Es ist inzwischen eher die Regel als Ausnahme, dass altgediente Fußballprofis – dekoriert mit den höchsten Titeln ihres Sports – zum Karriereende nochmal dahin wechseln, wo das große Geld lockt. Nach China, Japan, Katar oder in die USA – überall dorthin, wo jenseits der 30 Jahre noch Millionensummen auf die Altstars warten. Mit Saudi-Arabien ist nun aber ein neuer Player auf den Plan getreten, der diesen Zweitmarkt kräftig aufmischt. Mit noch größeren Summen, mit politischer Rückendeckung und absurden Klauseln.
Jüngstes Beispiel: Der Brasilianer Neymar. Neben einem üppigen Zweijahresvertrag über rund 160 Mio. Euro, erfüllt ihm sein neuer Klub Al-Hilal eine Reihe von Wünschen: darunter sieben Luxusautos, eine Villa mit mindestens 25 Zimmern und einen Privatjet, der jederzeit startklar ist. Und Neymar ist nicht der einzige Superstar, den es in diesem Jahr in die Wüsten-Liga zog. Unter anderem trifft er dort auf Größen wie Cristiano Ronaldo, Karim Benzema, Roberto Firmino und Sadio Mané – um nur einige Namen zu nennen.
Eine Promi-Liga für sich. Doch ist sie auch wettbewerbsfähig? Und gefährdet sie damit auch Europas Top-Ligen?

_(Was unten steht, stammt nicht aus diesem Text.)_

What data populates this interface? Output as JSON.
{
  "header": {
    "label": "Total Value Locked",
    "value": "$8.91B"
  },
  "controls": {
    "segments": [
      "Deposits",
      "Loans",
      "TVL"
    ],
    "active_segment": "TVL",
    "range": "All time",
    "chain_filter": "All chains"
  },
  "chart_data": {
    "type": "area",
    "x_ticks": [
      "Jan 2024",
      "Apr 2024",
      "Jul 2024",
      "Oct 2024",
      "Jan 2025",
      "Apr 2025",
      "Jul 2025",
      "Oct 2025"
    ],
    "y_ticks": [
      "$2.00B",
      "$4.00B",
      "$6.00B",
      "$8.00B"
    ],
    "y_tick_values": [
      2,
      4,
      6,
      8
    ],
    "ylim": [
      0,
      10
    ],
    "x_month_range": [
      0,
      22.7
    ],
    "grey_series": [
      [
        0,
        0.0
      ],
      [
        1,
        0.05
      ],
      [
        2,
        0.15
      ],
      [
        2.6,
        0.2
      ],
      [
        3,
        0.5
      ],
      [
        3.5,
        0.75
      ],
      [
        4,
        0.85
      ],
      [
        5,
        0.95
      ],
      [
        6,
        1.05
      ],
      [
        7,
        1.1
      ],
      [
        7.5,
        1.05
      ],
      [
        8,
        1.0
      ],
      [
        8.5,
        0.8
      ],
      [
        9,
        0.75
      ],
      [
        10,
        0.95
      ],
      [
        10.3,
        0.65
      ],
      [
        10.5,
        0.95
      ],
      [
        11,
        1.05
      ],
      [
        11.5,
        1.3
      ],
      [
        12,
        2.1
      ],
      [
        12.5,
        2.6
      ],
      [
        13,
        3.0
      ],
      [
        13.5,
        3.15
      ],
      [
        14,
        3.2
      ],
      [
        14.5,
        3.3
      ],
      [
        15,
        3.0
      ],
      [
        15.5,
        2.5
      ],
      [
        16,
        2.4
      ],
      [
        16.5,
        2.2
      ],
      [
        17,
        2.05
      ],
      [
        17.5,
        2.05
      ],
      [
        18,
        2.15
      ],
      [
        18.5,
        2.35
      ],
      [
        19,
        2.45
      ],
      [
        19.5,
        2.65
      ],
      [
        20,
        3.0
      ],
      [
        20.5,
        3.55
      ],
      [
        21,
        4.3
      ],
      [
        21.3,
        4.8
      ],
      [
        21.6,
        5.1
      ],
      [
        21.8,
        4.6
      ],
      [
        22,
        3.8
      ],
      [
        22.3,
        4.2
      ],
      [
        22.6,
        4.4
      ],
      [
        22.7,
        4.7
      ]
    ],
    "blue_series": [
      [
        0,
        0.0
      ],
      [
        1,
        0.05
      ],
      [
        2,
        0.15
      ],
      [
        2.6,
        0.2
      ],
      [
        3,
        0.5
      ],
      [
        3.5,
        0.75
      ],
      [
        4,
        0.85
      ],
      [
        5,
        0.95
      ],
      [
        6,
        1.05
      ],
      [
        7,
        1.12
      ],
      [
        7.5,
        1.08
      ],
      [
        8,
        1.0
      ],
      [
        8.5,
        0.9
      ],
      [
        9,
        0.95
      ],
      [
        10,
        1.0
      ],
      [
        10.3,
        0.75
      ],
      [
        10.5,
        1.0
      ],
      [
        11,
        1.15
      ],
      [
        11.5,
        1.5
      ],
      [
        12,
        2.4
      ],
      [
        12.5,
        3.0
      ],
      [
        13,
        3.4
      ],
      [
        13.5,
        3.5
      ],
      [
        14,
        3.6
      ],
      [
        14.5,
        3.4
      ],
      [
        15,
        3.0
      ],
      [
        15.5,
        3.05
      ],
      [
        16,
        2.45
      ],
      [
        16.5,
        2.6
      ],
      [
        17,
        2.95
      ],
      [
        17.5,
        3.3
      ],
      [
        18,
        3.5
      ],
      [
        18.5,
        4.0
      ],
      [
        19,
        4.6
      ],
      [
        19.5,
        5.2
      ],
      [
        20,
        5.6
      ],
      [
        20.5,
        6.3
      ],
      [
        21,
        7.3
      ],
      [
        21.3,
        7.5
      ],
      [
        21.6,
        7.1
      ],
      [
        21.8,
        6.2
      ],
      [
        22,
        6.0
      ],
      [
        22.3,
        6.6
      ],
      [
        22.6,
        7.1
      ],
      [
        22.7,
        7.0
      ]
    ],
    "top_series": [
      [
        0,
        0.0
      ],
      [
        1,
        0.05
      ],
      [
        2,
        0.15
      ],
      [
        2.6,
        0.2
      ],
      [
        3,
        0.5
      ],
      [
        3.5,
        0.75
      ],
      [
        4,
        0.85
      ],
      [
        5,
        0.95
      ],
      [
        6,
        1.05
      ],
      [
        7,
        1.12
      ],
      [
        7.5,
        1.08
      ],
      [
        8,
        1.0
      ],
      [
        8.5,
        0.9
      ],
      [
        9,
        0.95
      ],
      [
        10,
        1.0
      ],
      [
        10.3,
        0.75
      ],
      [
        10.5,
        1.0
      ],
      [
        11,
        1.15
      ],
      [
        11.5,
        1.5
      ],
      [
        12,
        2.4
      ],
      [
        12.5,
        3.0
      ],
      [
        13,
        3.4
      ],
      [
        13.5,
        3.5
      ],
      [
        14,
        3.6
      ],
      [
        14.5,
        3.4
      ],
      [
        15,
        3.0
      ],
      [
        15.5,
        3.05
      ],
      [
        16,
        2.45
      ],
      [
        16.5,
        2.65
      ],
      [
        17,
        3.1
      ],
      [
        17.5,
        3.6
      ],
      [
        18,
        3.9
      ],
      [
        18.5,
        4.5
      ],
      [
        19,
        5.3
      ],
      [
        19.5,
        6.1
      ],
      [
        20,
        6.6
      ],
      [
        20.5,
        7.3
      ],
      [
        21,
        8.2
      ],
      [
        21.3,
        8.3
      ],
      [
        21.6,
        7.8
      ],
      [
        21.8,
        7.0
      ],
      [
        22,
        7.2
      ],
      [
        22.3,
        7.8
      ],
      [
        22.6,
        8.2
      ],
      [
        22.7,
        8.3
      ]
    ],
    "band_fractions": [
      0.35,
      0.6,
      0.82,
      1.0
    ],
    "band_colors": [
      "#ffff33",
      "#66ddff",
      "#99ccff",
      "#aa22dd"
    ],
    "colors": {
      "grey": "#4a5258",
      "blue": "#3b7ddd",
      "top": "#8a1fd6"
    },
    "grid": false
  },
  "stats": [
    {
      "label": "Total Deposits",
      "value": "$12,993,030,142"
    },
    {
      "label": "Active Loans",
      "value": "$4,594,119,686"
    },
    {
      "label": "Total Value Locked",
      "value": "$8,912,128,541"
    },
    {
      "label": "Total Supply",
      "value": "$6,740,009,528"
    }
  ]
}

Christoph Breuer von der Sporthochschule Köln gibt Antworten auf diese und weitere Fragen.
Das komplette Interview lesen Sie hier:
Capital: Herr Breuer, was passiert da gerade aus Ihrer Sicht in Saudi-Arabien?
CHRISTOPH BREUER: Das saudische Königshaus hat vor einigen Jahren beschlossen, die Wirtschaft des Landes zu transformieren und seine Herrschaft abzusichern. Die Bevölkerung dort ist sehr jung und gleichzeitig kämpft das Land gegen die hohe Arbeitslosigkeit. Der Sport ist dabei ein Teil der Lösung – einerseits, um das Image des Landes aufzubessern und zum anderen, um die Wirtschaft unabhängiger vom Ölgeschäft zu machen. Das Königshaus betreibt klassische Appeasement-Politik: Sie gibt der jungen Bevölkerung etwas, in diesem Fall Sport und Unterhaltung, damit diese zufriedener ist und die Herrschaftsstrukturen nicht infrage stellt. Nur daraus erklärt sich, warum dermaßen hohe Geldbeträge in den Sport investiert werden.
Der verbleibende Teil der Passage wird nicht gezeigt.